When commencing treatment, urinalysis should confirm the use of opioids, and some physicians require that a number of samples be taken several days apart to confirm ongoing use. However, regular urinalysis might not be necessary with continuing treatment because studies report that, in situations in which there is no coercion, self-reporting of drug use is sufficiently reliable and valid to provide descriptions of drug use, drug-related problems, and the natural history of drug use. However, random sampling is still useful.

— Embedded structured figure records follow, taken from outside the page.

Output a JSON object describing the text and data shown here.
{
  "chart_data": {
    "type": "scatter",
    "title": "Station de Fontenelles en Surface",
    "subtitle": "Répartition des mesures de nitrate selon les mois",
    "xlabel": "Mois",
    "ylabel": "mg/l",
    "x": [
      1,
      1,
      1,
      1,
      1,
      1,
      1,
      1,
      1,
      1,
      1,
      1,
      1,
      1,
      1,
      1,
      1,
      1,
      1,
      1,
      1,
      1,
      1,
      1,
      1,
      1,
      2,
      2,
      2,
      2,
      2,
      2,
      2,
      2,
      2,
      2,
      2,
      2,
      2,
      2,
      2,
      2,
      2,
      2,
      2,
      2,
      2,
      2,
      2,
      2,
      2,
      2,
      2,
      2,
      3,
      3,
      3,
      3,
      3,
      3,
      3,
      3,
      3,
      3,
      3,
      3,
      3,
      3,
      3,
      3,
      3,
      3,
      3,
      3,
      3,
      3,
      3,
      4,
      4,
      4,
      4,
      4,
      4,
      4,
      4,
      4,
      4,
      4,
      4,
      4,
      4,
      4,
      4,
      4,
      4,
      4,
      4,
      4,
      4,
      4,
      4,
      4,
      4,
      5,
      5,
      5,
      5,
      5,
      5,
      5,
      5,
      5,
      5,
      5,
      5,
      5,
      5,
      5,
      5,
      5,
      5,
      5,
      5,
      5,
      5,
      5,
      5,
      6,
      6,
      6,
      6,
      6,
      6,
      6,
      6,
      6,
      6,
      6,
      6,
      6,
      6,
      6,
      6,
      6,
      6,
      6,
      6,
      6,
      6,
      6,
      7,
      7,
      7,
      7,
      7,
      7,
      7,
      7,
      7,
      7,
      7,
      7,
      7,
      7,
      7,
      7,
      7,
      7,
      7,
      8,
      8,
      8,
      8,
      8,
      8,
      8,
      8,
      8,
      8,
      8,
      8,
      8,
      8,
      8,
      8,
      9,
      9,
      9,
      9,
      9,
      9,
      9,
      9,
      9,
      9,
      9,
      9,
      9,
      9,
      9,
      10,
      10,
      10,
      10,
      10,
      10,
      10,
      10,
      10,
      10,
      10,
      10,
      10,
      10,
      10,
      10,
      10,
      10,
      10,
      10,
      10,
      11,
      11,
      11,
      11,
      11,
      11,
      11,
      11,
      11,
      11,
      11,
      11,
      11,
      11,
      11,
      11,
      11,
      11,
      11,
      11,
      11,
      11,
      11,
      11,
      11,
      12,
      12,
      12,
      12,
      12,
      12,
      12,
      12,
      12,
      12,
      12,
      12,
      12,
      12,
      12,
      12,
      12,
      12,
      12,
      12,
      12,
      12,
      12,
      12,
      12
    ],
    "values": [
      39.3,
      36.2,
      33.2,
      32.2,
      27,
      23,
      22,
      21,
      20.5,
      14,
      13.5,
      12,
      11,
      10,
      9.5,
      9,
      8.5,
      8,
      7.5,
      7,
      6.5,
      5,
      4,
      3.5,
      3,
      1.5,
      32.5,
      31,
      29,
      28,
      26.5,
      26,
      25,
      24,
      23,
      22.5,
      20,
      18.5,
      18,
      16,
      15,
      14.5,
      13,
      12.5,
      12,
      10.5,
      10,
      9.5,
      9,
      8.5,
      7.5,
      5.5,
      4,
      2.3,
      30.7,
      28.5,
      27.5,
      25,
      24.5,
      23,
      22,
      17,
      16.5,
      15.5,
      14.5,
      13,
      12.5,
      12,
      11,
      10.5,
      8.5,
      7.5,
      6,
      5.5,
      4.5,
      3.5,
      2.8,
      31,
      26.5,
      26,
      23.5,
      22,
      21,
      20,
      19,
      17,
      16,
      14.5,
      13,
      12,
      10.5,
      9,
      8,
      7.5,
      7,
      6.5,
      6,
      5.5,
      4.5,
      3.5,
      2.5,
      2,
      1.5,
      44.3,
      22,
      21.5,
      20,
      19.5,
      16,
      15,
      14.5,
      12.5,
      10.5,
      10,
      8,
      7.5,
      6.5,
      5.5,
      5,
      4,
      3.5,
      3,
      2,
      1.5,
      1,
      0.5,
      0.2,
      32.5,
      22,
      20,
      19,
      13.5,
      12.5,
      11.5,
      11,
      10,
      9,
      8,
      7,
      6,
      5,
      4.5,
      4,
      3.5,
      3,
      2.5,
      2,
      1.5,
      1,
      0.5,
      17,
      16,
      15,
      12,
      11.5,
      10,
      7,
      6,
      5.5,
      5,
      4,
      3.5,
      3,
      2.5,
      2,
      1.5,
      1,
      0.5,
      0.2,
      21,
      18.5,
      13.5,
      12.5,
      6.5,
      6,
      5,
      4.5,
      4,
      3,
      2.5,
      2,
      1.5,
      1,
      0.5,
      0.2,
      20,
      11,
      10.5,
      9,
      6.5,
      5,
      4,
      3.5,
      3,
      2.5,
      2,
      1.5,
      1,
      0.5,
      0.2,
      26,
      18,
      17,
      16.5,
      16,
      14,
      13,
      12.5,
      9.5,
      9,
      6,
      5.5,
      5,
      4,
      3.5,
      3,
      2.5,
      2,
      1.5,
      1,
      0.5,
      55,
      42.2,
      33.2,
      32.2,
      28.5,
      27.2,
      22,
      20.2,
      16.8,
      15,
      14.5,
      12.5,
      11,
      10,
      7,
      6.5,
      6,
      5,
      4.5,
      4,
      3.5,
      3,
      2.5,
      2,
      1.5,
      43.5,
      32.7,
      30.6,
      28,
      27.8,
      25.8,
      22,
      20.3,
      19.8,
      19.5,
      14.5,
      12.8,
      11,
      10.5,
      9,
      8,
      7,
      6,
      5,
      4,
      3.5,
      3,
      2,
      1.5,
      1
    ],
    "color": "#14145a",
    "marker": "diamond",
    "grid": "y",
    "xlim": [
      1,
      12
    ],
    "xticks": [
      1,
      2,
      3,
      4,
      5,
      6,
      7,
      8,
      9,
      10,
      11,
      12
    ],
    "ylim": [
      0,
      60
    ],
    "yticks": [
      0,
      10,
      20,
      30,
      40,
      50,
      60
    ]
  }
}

All patients in this review were 16 years and older.
Incidence and Prevalence
Opioid and intravenous drug use rose substantially in the 1990s. New notifications to the Addicts Index (a register held by the UK Home Office) by physicians of persons dependent on opioids increased more than 30-fold, from approximately 600 in 1966 to more than 18,000 in 1996, and nearly tripled during the 1990s. The UK drug strategy reported 100,000 to 200,000 problem drug users in the mid-1990s. A pilot study of national estimation methods suggested that there were 143,000 to 266,000 problem drug users, with about 75,000 to 150,000 opioid users in England and Wales in 1996. More recently, in 2000, the number of persons becoming dependent on opioids ranged from 13,000 (0.06 per 100 persons 15 to 44 years of age) to more than 26,000 (0.13 per 100 persons 15 to 44 years of age). A reduction in the supply of heroin in Australia has also cut the prevalence of opioid abuse and dependence in half since the late 1990s. In 2008 and 2009, a report from the National Drug Evidence Centre estimated that there were 262,428 problematic opioid users in England, suggesting a rate of 7.69 per 1,000 persons 15 to 64 years of age.
Etiology and Risk Factors
Opioid dependence is a multifactorial condition involving genetic and psychosocial factors. Studies in twins report that both the genetic and shared environmental effects on risk for use and misuse are usually entirely nonspecific in their effects. Environmental experiences unique to the person largely determine whether predisposed individuals will use or misuse opioids.
Addictive disorders are chronic relapsing conditions with no known cure. Naturalistic studies have demonstrated that over a five-year period, approximately one-half of individuals recover from the dependence.
editor's note: Lofexidine is not available in the United States.